Apiumhub had the pleasure to interview Rene Weiß – the Global Software Architecture Summit speaker, to get to know what are the key Software Architecture insights he could share with GSAS attendees and learn more about his chapter in the Software Architecture Metrics book that was recently published by O’Reilly.
About Rene Weiß
Rene Weiß, CTO at fintech FINABRO and independent agile and software architecture consultant.
What Software Architecture Metrics do you normally use?

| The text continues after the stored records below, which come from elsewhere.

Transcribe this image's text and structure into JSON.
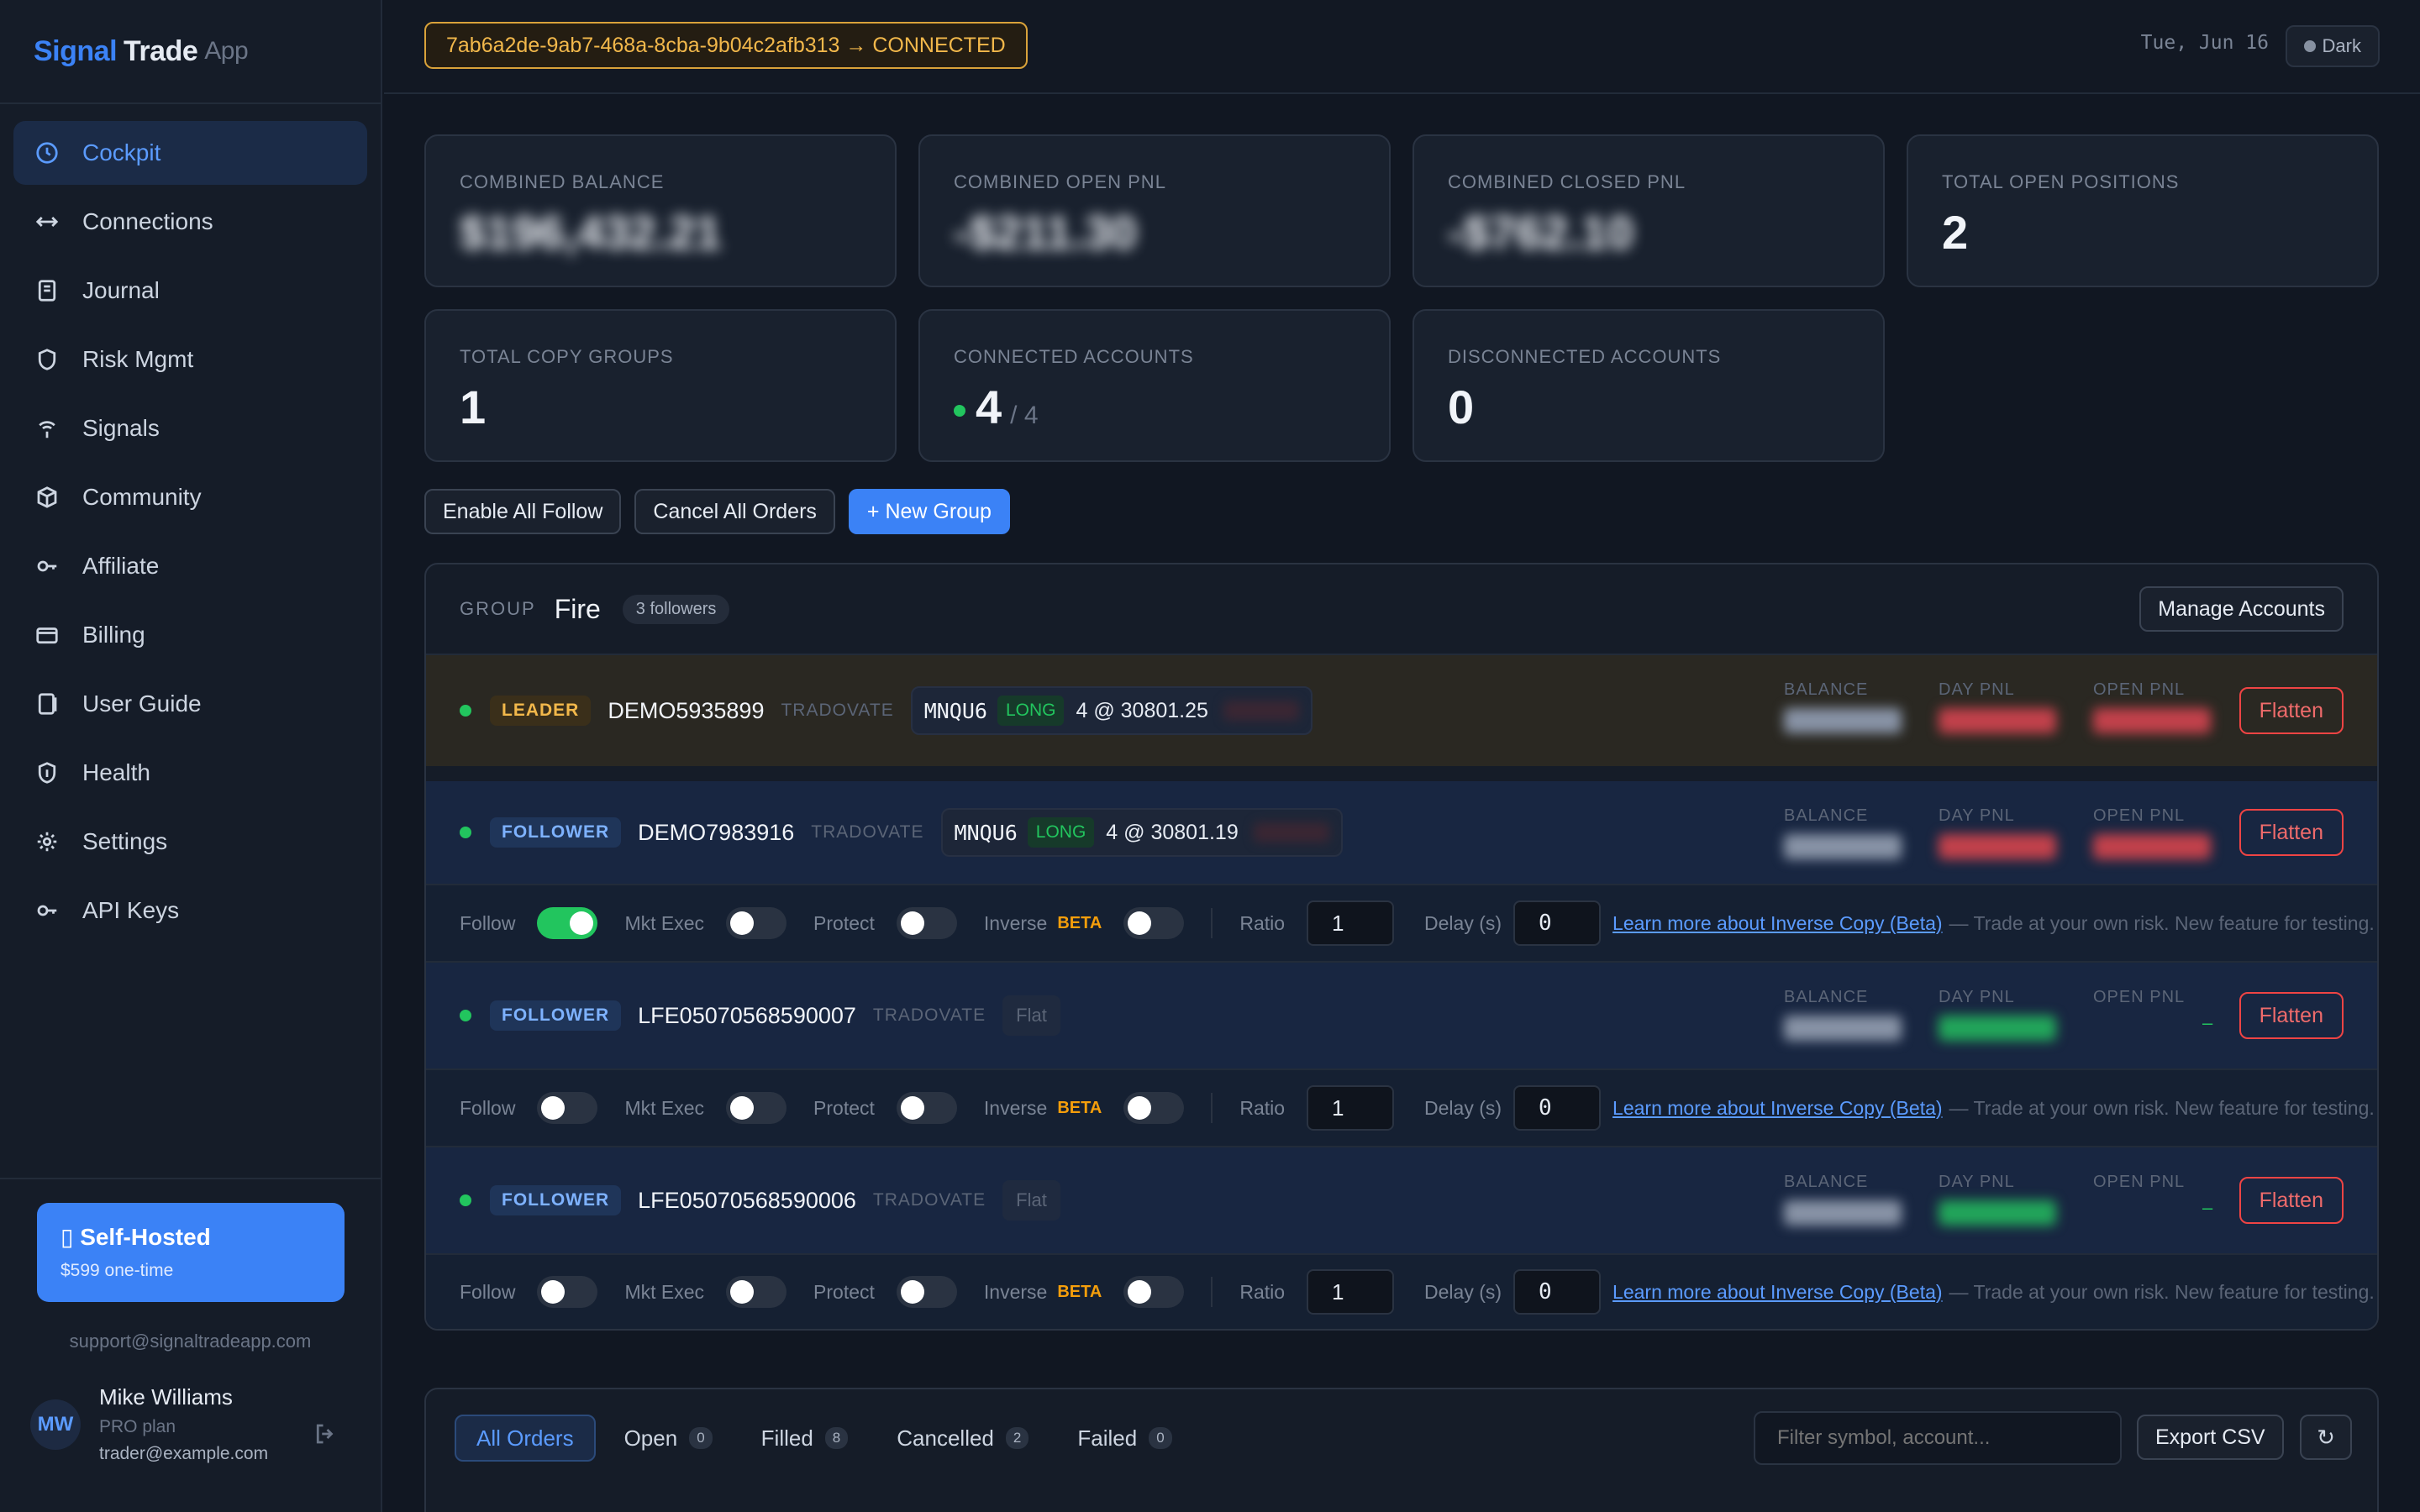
{
  "brand": {
    "part1": "Signal",
    "part2": "Trade",
    "part3": "App"
  },
  "nav": [
    {
      "label": "Cockpit",
      "icon": "clock-icon",
      "active": true
    },
    {
      "label": "Connections",
      "icon": "arrows-horizontal-icon"
    },
    {
      "label": "Journal",
      "icon": "journal-icon"
    },
    {
      "label": "Risk Mgmt",
      "icon": "shield-icon"
    },
    {
      "label": "Signals",
      "icon": "signal-icon"
    },
    {
      "label": "Community",
      "icon": "cube-icon"
    },
    {
      "label": "Affiliate",
      "icon": "key-icon"
    },
    {
      "label": "Billing",
      "icon": "credit-card-icon"
    },
    {
      "label": "User Guide",
      "icon": "book-icon"
    },
    {
      "label": "Health",
      "icon": "heart-shield-icon"
    },
    {
      "label": "Settings",
      "icon": "gear-icon"
    },
    {
      "label": "API Keys",
      "icon": "key-icon"
    }
  ],
  "selfhosted": {
    "title": "▯ Self-Hosted",
    "price": "$599 one-time"
  },
  "support_email": "support@signaltradeapp.com",
  "user": {
    "initials": "MW",
    "name": "Mike Williams",
    "plan": "PRO plan",
    "email": "trader@example.com"
  },
  "topbar": {
    "connection": "7ab6a2de-9ab7-468a-8cba-9b04c2afb313 → CONNECTED",
    "date": "Tue, Jun 16",
    "theme": "Dark"
  },
  "stats": [
    {
      "label": "COMBINED BALANCE",
      "value": "$196,432.21",
      "hidden": true,
      "tone": "white"
    },
    {
      "label": "COMBINED OPEN PNL",
      "value": "-$211.30",
      "hidden": true,
      "tone": "red"
    },
    {
      "label": "COMBINED CLOSED PNL",
      "value": "-$762.10",
      "hidden": true,
      "tone": "red"
    },
    {
      "label": "TOTAL OPEN POSITIONS",
      "value": "2",
      "tone": "white"
    },
    {
      "label": "TOTAL COPY GROUPS",
      "value": "1",
      "tone": "white"
    },
    {
      "label": "CONNECTED ACCOUNTS",
      "value": "4",
      "sub": "/ 4",
      "tone": "white"
    },
    {
      "label": "DISCONNECTED ACCOUNTS",
      "value": "0",
      "tone": "green"
    }
  ],
  "actions": {
    "enable_follow": "Enable All Follow",
    "cancel_orders": "Cancel All Orders",
    "new_group": "+ New Group"
  },
  "group": {
    "label": "GROUP",
    "name": "Fire",
    "followers": "3 followers",
    "manage": "Manage Accounts",
    "metric_labels": {
      "balance": "BALANCE",
      "day_pnl": "DAY PNL",
      "open_pnl": "OPEN PNL"
    },
    "flatten": "Flatten",
    "controls": {
      "follow": "Follow",
      "mkt_exec": "Mkt Exec",
      "protect": "Protect",
      "inverse": "Inverse",
      "beta": "BETA",
      "ratio": "Ratio",
      "delay": "Delay (s)",
      "learn": "Learn more about Inverse Copy (Beta)",
      "note": "— Trade at your own risk. New feature for testing."
    },
    "accounts": [
      {
        "role": "LEADER",
        "id": "DEMO5935899",
        "broker": "TRADOVATE",
        "position": {
          "symbol": "MNQU6",
          "side": "LONG",
          "qty": "4 @ 30801.25"
        }
      },
      {
        "role": "FOLLOWER",
        "id": "DEMO7983916",
        "broker": "TRADOVATE",
        "position": {
          "symbol": "MNQU6",
          "side": "LONG",
          "qty": "4 @ 30801.19"
        },
        "follow": true,
        "ratio": "1",
        "delay": "0"
      },
      {
        "role": "FOLLOWER",
        "id": "LFE05070568590007",
        "broker": "TRADOVATE",
        "flat": "Flat",
        "dash": "–",
        "follow": false,
        "ratio": "1",
        "delay": "0"
      },
      {
        "role": "FOLLOWER",
        "id": "LFE05070568590006",
        "broker": "TRADOVATE",
        "flat": "Flat",
        "dash": "–",
        "follow": false,
        "ratio": "1",
        "delay": "0"
      }
    ]
  },
  "orders": {
    "tabs": [
      {
        "label": "All Orders",
        "active": true
      },
      {
        "label": "Open",
        "count": "0"
      },
      {
        "label": "Filled",
        "count": "8"
      },
      {
        "label": "Cancelled",
        "count": "2"
      },
      {
        "label": "Failed",
        "count": "0"
      }
    ],
    "filter_placeholder": "Filter symbol, account...",
    "export": "Export CSV",
    "refresh": "↻"
  }
}
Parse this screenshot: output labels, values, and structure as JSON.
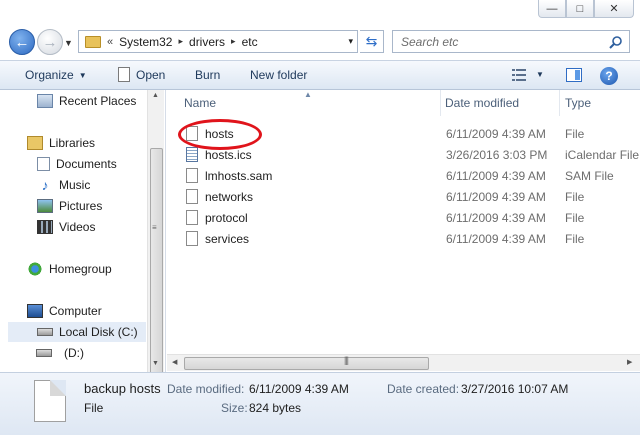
{
  "window": {
    "controls": {
      "minimize": "—",
      "maximize": "□",
      "close": "✕"
    }
  },
  "address": {
    "overflow": "«",
    "crumbs": [
      "System32",
      "drivers",
      "etc"
    ],
    "separator": "▸",
    "dropdown": "▾"
  },
  "search": {
    "placeholder": "Search etc"
  },
  "toolbar": {
    "organize": "Organize",
    "open": "Open",
    "burn": "Burn",
    "new_folder": "New folder",
    "help": "?"
  },
  "nav": {
    "items": [
      {
        "label": "Recent Places",
        "icon": "recent-places-icon"
      },
      {
        "label": "Libraries",
        "icon": "libraries-icon"
      },
      {
        "label": "Documents",
        "icon": "documents-icon"
      },
      {
        "label": "Music",
        "icon": "music-icon"
      },
      {
        "label": "Pictures",
        "icon": "pictures-icon"
      },
      {
        "label": "Videos",
        "icon": "videos-icon"
      },
      {
        "label": "Homegroup",
        "icon": "homegroup-icon"
      },
      {
        "label": "Computer",
        "icon": "computer-icon"
      },
      {
        "label": "Local Disk (C:)",
        "icon": "drive-icon",
        "selected": true
      },
      {
        "label": "(D:)",
        "icon": "drive-icon"
      }
    ]
  },
  "columns": {
    "name": "Name",
    "date_modified": "Date modified",
    "type": "Type"
  },
  "files": [
    {
      "name": "hosts",
      "date": "6/11/2009 4:39 AM",
      "type": "File",
      "icon": "file-icon",
      "highlighted": true
    },
    {
      "name": "hosts.ics",
      "date": "3/26/2016 3:03 PM",
      "type": "iCalendar File",
      "icon": "calendar-file-icon"
    },
    {
      "name": "lmhosts.sam",
      "date": "6/11/2009 4:39 AM",
      "type": "SAM File",
      "icon": "file-icon"
    },
    {
      "name": "networks",
      "date": "6/11/2009 4:39 AM",
      "type": "File",
      "icon": "file-icon"
    },
    {
      "name": "protocol",
      "date": "6/11/2009 4:39 AM",
      "type": "File",
      "icon": "file-icon"
    },
    {
      "name": "services",
      "date": "6/11/2009 4:39 AM",
      "type": "File",
      "icon": "file-icon"
    }
  ],
  "details": {
    "name": "backup hosts",
    "kind": "File",
    "modified_label": "Date modified:",
    "modified": "6/11/2009 4:39 AM",
    "created_label": "Date created:",
    "created": "3/27/2016 10:07 AM",
    "size_label": "Size:",
    "size": "824 bytes"
  },
  "colors": {
    "highlight_ring": "#e0141b",
    "toolbar_text": "#1e395b",
    "selection": "#e4ecf7"
  }
}
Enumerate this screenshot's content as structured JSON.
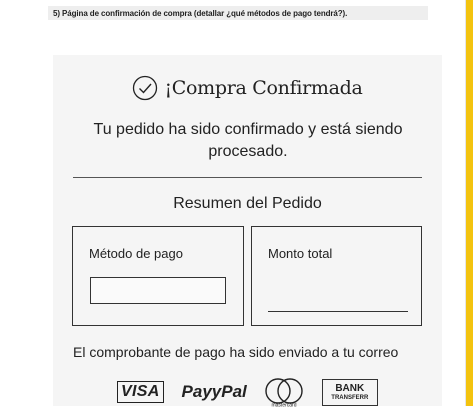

I like a combination of a few easy and basic ones combined with some more complicated metrics giving a higher level of abstraction and feedback:
- Basic Code Metrics:
- Cyclomatic complexity on the code level,
- Unit test coverage,
- Integration test coverage to give a brief overview of the basic “fitness” of the code basis;
=> usually I am more interested in the overall development of those 3 numbers than the distinctive single value at a specific time
- Performance measures for key parts of the solution (“do we get slower” in key areas) – I would measure in a test system as part of a CI / Test build
- Response times for key parts of the solution (either web service response times or page load times using google lighthouse) – these should be monitored in the live system
- High-level metrics: 1-3 business metrics showing the healthiness of the solution in business terms (e.g. average sales per day (or per week) that would show deviations/problems on the very high level
- + Some team metrics (not directly related to architecture)
- A rolling average (e.g. 2 weeks) of new bugs/incidents vs. Bugs/incidents closed
- In larger endeavors the deployment frequency (= number of deployments/timeframe)
What are the key Software Architecture insights you could share with GSAS attendees?
- Evolutionary architectures and fitness function: What are they and how to use them
- How to use the fitness function concept to define metrics and how that can help enable the whole team to participate in software architecture work
Can you briefly comment on your software architecture metrics book chapter?
I introduce the idea of the fitness function testing pyramid which is closely related to the testing pyramid that most of us have heard of.
Using this metaphor, the fitness function testing pyramid enables us to balance the right amount of architecture tests that produce metrics we can use to enhance and build the solution by still having some safety net.